Funded by us, Lucy Baker works as a Specialist Prostate Cancer Palliative Care Nurse at Northamptonshire Healthcare NHS Foundation Trust, supporting men in their final year of life. Here she describes how her role helped three men deal with the pain, anxiety and immobility of their disease, and the vital link she provides between patients at home and health professionals in the clinic and hospice.
I’d visited Geoffrey at home on several occasions to support him with prostate and gastrointestinal cancer and make changes to his painkillers.
His consultant had requested a number of blood tests, including a PSA test, a few days prior to our meeting. The PSA had come back elevated but he wasn’t due to see his urologist for another two months. His hormone treatment was no longer controlling his prostate cancer either.
My early intervention helped Geoffrey avoid being admitted to hospital
I was able to quickly report back his PSA result to his uro-oncology nurse, who spoke with his urologist the same day. His follow up appointment was then brought forward, and I reviewed and changed his hormone medication at home prior to his appointment with the consultant.
As a generalist palliative care nurse, I would not have had the specialist knowledge around treatment therapies and the PSA to do any of this. My early intervention helped Geoffrey manage his symptoms and may have avoided him being admitted to hospital.
Jonathan was referred to me with a weak leg and deteriorating health, after being discharged from hospital with advanced prostate cancer in his bones, lungs and liver that was no longer responsive to hormone treatment.
I visited him at home to assess his pain needs and to discuss his anxieties. Although Jonathan’s pain levels were manageable, his mood was very low and it was his reduced mobility caused by lymphoedema in his left leg that most concerned him.

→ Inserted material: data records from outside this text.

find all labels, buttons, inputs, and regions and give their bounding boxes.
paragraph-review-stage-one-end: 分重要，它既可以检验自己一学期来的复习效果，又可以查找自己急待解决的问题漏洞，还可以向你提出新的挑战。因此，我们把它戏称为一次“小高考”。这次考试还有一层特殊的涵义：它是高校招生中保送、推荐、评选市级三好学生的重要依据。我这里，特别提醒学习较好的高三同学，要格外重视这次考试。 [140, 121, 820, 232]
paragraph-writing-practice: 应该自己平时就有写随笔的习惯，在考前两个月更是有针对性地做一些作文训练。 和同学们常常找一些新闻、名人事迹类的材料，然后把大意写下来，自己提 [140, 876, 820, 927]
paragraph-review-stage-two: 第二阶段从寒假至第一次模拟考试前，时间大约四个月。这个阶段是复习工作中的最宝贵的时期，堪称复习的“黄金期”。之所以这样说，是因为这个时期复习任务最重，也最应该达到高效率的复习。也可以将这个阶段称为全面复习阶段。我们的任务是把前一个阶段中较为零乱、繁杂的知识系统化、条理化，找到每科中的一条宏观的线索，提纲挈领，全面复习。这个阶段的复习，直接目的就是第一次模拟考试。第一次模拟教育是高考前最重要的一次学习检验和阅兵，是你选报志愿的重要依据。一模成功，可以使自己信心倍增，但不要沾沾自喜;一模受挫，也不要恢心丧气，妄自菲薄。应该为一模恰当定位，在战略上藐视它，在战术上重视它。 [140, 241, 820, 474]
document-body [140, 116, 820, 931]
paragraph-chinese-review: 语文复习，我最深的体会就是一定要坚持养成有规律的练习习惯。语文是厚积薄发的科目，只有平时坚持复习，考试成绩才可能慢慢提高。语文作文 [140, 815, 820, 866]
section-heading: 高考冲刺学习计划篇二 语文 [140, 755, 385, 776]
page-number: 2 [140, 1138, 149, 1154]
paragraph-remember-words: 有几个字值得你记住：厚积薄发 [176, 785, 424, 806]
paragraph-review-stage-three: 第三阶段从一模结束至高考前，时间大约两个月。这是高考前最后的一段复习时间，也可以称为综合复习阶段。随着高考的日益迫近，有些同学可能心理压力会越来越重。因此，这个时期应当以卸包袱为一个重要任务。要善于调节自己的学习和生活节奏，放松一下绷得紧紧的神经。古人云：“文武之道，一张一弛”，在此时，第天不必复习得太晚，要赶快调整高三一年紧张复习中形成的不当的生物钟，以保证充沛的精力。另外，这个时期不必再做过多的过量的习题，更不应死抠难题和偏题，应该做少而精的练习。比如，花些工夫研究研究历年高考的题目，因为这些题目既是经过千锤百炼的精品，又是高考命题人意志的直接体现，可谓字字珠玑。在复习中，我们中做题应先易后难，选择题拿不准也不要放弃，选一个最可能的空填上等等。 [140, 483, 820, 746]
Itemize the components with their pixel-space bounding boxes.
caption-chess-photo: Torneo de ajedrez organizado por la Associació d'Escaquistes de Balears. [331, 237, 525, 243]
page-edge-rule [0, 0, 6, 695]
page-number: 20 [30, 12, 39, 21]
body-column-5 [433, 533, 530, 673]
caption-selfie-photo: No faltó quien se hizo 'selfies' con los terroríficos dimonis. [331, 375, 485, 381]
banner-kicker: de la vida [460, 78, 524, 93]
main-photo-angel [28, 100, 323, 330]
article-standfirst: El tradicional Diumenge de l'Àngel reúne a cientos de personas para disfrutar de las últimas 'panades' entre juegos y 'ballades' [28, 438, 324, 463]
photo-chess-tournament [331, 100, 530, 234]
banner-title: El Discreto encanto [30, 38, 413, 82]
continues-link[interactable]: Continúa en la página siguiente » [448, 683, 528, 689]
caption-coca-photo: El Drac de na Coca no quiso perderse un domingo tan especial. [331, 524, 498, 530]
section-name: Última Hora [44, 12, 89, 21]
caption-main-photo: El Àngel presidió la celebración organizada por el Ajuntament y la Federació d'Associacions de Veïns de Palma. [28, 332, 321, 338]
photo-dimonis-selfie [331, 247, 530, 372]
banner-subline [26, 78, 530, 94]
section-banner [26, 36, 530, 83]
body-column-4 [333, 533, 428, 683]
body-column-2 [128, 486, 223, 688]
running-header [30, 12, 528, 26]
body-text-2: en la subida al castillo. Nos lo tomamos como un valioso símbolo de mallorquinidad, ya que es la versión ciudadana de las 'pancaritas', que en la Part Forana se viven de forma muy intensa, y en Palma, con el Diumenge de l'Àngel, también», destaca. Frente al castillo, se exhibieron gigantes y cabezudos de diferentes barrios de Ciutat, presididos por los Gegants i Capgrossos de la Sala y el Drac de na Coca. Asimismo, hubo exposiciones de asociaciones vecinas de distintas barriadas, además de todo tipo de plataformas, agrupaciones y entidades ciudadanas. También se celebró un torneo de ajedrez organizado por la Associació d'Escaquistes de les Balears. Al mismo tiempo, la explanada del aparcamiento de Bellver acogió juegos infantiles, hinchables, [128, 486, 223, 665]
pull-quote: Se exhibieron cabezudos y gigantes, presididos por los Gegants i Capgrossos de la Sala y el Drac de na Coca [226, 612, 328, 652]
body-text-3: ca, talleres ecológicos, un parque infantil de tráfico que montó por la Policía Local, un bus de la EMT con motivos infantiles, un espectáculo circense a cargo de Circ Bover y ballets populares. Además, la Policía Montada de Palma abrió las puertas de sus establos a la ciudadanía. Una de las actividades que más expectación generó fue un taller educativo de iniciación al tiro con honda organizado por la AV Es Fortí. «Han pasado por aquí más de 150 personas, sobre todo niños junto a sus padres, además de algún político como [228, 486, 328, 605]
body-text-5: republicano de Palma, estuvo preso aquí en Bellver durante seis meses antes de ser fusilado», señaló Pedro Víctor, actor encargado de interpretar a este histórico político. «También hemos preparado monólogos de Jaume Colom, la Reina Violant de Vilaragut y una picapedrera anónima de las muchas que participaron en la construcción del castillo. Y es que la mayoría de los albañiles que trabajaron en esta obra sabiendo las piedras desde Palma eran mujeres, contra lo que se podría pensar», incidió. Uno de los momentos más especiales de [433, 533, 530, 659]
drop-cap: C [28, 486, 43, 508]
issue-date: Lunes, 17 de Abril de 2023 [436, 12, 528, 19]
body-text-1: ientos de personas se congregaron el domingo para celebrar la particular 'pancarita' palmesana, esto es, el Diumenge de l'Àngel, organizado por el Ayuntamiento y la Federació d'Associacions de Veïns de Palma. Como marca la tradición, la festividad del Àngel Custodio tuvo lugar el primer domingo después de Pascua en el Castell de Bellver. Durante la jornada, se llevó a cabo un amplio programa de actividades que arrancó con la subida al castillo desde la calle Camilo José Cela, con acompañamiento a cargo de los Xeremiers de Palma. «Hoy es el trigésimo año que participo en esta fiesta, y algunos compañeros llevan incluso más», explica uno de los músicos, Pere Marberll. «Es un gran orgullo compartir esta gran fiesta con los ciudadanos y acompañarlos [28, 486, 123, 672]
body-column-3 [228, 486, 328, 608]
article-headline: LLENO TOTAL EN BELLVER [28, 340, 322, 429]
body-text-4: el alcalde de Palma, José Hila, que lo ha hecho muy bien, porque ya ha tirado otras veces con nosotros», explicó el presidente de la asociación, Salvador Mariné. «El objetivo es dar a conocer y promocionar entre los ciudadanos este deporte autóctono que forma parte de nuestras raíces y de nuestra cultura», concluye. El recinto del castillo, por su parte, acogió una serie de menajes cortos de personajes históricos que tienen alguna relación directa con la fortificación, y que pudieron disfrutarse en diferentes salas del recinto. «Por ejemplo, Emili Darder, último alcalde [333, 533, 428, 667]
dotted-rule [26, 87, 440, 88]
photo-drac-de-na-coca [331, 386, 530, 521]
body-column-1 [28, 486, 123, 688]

Without my in-depth assessment, I might easily have assumed Jonathan’s low mood was solely down to his poor prognosis
Having always been an active man, he found it frustrating sitting for long periods because the leg felt so tight and heavy. He felt he had lost control and the quality of life had palled. Without my in-depth assessment and honest conversation with him, I might easily have assumed Jonathan’s low mood was solely down to his poor prognosis.
As it was, I was able to refer him promptly on to the hospice’s lymphoedema service, where he was assessed and his wife was taught massage techniques to improve the tightness in his leg. His mood improved and he felt back in control of his symptoms, allowing him some quality of life in the short time he had left.
When I spoke to Peter over the telephone about managing his pain, he was clearly a very anxious person who had never had any other illness until his diagnosis of prostate cancer a few years earlier.
He had been managing the disease well with hormones, but now the cancer had become hormone resistant and he’d been referred to the oncology doctor for chemotherapy. Despite my advice to increase his oral morphine, he was still experiencing pain intermittently throughout the day, so I invited him to the hospice to meet with me face to face.
Through assessing Peter’s needs holistically, I was able to help him overcome some of his fears about his symptoms
Peter was very anxious when he arrived and visibly shaking. We spent 90 minutes discussing his fears and concerns and it was clear that his psychological state was impacting on his pain. By the end of our appointment, Peter seemed more relaxed and I arranged for him to take the anti-anxiety drug, Lorazepam. I also gave him advice and information booklets on chemotherapy and what to expect.
The following week, Peter was feeling a lot more comfortable, his pain had eased and he found the Lorazepam very helpful. Through assessing Peter’s needs holistically, I was able to help him overcome some of his fears about his symptoms and how they can impact on one another.
Lucy is funded as part of our Health and Social Care Professional programme to improve care pathways for men with prostate cancer. After initial set up, we work with all projects to secure on-going funding from their Clinical Commissioning Group and local authorities.
(All patient names have been changed to protect their identities.)